A multi-agent job intelligence system that combines semantic vector search, ML-powered ATS scoring, and a LangChain ReAct agent to find and rank the best-fit roles for a specific resume. Built for the LA Silicon Beach market. Personalizes every search to your actual skills, salary targets, and commute tolerance — not just keywords.

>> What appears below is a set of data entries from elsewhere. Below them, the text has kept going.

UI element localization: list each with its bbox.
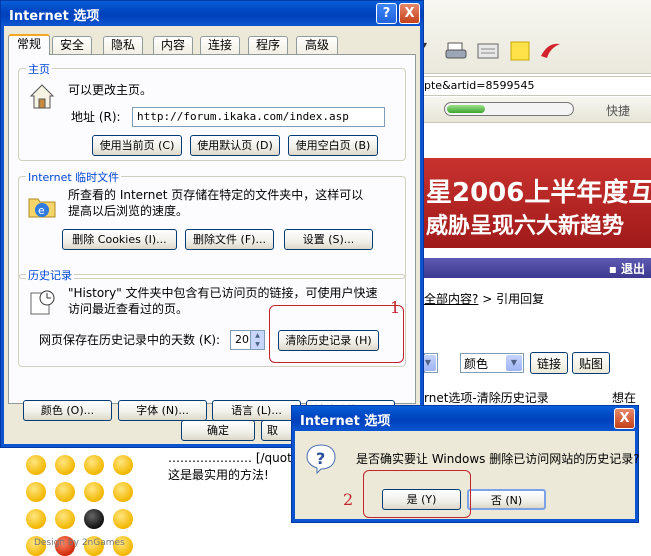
dialog-body: 常规 安全 隐私 内容 连接 程序 高级 主页 可以更改主页。 地址 (R): … bbox=[4, 26, 420, 444]
use-blank-button[interactable]: 使用空白页 (B) bbox=[288, 135, 378, 156]
edit-icon[interactable] bbox=[476, 40, 500, 62]
links-toolbar: 快捷 bbox=[420, 97, 651, 123]
banner-line-2: 威胁呈现六大新趋势 bbox=[426, 214, 625, 239]
spin-down-icon[interactable]: ▼ bbox=[251, 340, 264, 349]
delete-files-button[interactable]: 删除文件 (F)... bbox=[185, 229, 274, 250]
browser-toolbar: ▾ bbox=[420, 0, 651, 74]
svg-text:?: ? bbox=[316, 449, 325, 468]
tab-general[interactable]: 常规 bbox=[8, 34, 50, 55]
history-icon bbox=[30, 290, 55, 315]
home-page-desc: 可以更改主页。 bbox=[68, 83, 153, 97]
use-default-button[interactable]: 使用默认页 (D) bbox=[190, 135, 280, 156]
emoticon-icon[interactable] bbox=[55, 482, 75, 502]
dropdown-arrow-icon[interactable]: ▾ bbox=[422, 40, 446, 62]
home-page-group: 主页 可以更改主页。 地址 (R): http://forum.ikaka.co… bbox=[18, 61, 406, 161]
ok-button[interactable]: 确定 bbox=[181, 420, 255, 441]
emoticon-icon[interactable] bbox=[113, 455, 133, 475]
tab-privacy[interactable]: 隐私 bbox=[103, 36, 143, 54]
reply-line: 全部内容? > 引用回复 bbox=[424, 290, 651, 307]
history-group-title: 历史记录 bbox=[26, 267, 74, 283]
post-title[interactable]: rnet选项-清除历史记录 bbox=[424, 389, 549, 406]
quote-reply-link[interactable]: > 引用回复 bbox=[482, 292, 544, 306]
paste-image-button[interactable]: 贴图 bbox=[572, 352, 611, 374]
link-button[interactable]: 链接 bbox=[530, 352, 569, 374]
annotation-box-2 bbox=[363, 470, 471, 518]
internet-options-dialog: Internet 选项 ? X 常规 安全 隐私 内容 连接 程序 高级 主页 … bbox=[0, 0, 424, 448]
address-bar-fragment[interactable]: pte&artid=8599545 bbox=[420, 76, 651, 96]
spin-up-icon[interactable]: ▲ bbox=[251, 331, 264, 340]
banner-line-1: 星2006上半年度互 bbox=[426, 178, 651, 208]
temp-files-group-title: Internet 临时文件 bbox=[26, 169, 122, 185]
emoticon-icon[interactable] bbox=[55, 509, 75, 529]
languages-button[interactable]: 语言 (L)... bbox=[212, 400, 301, 421]
confirm-close-button[interactable]: X bbox=[614, 408, 635, 429]
tab-content[interactable]: 内容 bbox=[153, 36, 193, 54]
home-page-group-title: 主页 bbox=[26, 61, 52, 77]
emoticon-icon[interactable] bbox=[55, 455, 75, 475]
use-current-button[interactable]: 使用当前页 (C) bbox=[92, 135, 182, 156]
emoticon-icon[interactable] bbox=[26, 455, 46, 475]
temp-files-group: Internet 临时文件 e 所查看的 Internet 页存储在特定的文件夹… bbox=[18, 169, 406, 279]
quote-line: ………………… [/quot bbox=[168, 451, 292, 465]
temp-files-desc: 所查看的 Internet 页存储在特定的文件夹中，这样可以提高以后浏览的速度。 bbox=[68, 188, 364, 218]
fonts-button[interactable]: 字体 (N)... bbox=[118, 400, 207, 421]
emoticon-icon[interactable] bbox=[84, 482, 104, 502]
full-content-link[interactable]: 全部内容? bbox=[424, 292, 478, 306]
tab-security[interactable]: 安全 bbox=[52, 36, 92, 54]
home-icon bbox=[29, 84, 55, 109]
ie-folder-icon: e bbox=[28, 198, 56, 218]
forum-banner: 星2006上半年度互 威胁呈现六大新趋势 bbox=[424, 158, 651, 248]
tab-connections[interactable]: 连接 bbox=[200, 36, 240, 54]
forum-nav-bar: ▪ 退出 bbox=[424, 258, 651, 278]
days-spinner-field[interactable]: 20 bbox=[230, 330, 251, 350]
dialog-title: Internet 选项 bbox=[9, 9, 100, 24]
emoticon-icon[interactable] bbox=[84, 509, 104, 529]
print-icon[interactable] bbox=[444, 40, 468, 62]
quick-label[interactable]: 快捷 bbox=[606, 102, 630, 119]
messenger-icon[interactable] bbox=[538, 40, 562, 62]
chevron-down-icon: ▼ bbox=[506, 355, 522, 371]
post-body-text: 这是最实用的方法! bbox=[168, 468, 269, 482]
emoticon-icon[interactable] bbox=[113, 509, 133, 529]
svg-text:e: e bbox=[38, 204, 45, 217]
annotation-box-1 bbox=[269, 305, 404, 363]
post-snippet: 想在 bbox=[612, 391, 637, 405]
days-label: 网页保存在历史记录中的天数 (K): bbox=[39, 333, 221, 347]
confirm-title-bar[interactable]: Internet 选项 X bbox=[292, 406, 638, 430]
progress-fill bbox=[447, 105, 485, 113]
address-label: 地址 (R): bbox=[71, 110, 121, 124]
annotation-number-1: 1 bbox=[390, 298, 401, 317]
help-button[interactable]: ? bbox=[376, 3, 397, 24]
emoticon-icon[interactable] bbox=[84, 455, 104, 475]
days-spinner[interactable]: ▲ ▼ bbox=[251, 330, 265, 350]
delete-cookies-button[interactable]: 删除 Cookies (I)... bbox=[62, 229, 177, 250]
emoticon-icon[interactable] bbox=[113, 482, 133, 502]
annotation-number-2: 2 bbox=[343, 490, 354, 509]
home-address-field[interactable]: http://forum.ikaka.com/index.asp bbox=[132, 107, 385, 127]
confirm-title: Internet 选项 bbox=[300, 414, 391, 429]
note-icon[interactable] bbox=[508, 40, 532, 62]
editor-format-row: ▼ 颜色 ▼ 链接 贴图 bbox=[420, 352, 651, 376]
emoticon-icon[interactable] bbox=[26, 482, 46, 502]
exit-link[interactable]: ▪ 退出 bbox=[609, 260, 645, 277]
no-button[interactable]: 否 (N) bbox=[467, 489, 546, 510]
dialog-title-bar[interactable]: Internet 选项 ? X bbox=[1, 1, 423, 25]
question-icon: ? bbox=[306, 444, 336, 475]
design-credit: Design by 2nGames bbox=[34, 538, 125, 548]
colors-button[interactable]: 颜色 (O)... bbox=[23, 400, 112, 421]
emoticon-icon[interactable] bbox=[26, 509, 46, 529]
progress-bar bbox=[444, 102, 574, 116]
close-button[interactable]: X bbox=[399, 3, 420, 24]
color-select-value: 颜色 bbox=[464, 357, 489, 371]
tab-programs[interactable]: 程序 bbox=[248, 36, 288, 54]
settings-button[interactable]: 设置 (S)... bbox=[284, 229, 373, 250]
confirm-message: 是否确实要让 Windows 删除已访问网站的历史记录? bbox=[356, 452, 640, 466]
tab-advanced[interactable]: 高级 bbox=[296, 36, 338, 54]
size-select[interactable]: ▼ bbox=[420, 353, 438, 373]
color-select[interactable]: 颜色 ▼ bbox=[460, 353, 524, 373]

What if job search worked like a personal recruiter instead of a keyword filter? This is that.
Tech Stack
Features
Semantic Vector Search
SBERT sentence-transformer embeddings + ChromaDB. Finds roles by meaning, not keywords. Your resume becomes the query.
ATS Classifier
scikit-learn ML model trained on real posting data. Predicts pass rate with 96%+ accuracy and shows which keywords move the needle.
ReAct Agent Orchestration
LangChain multi-agent with autonomous reasoning. Uses 14 parallel MCP tools to filter, rank, and compare jobs — no human loop.
Resume-Aware Personalization
Auto-loads resume.json. Every search pre-filled with your skills, target roles, and salary preference. One-click matching.
Commute-Aware Scoring
LA Silicon Beach geospatial focus. Commute distance is part of the ranking model — not filtered out after the fact.
70× Cheaper Than GPT-4
DeepSeek as the reasoning backbone: $0.14/$0.28 per 1M tokens. Full agent intelligence at 1% of the typical LLM cost.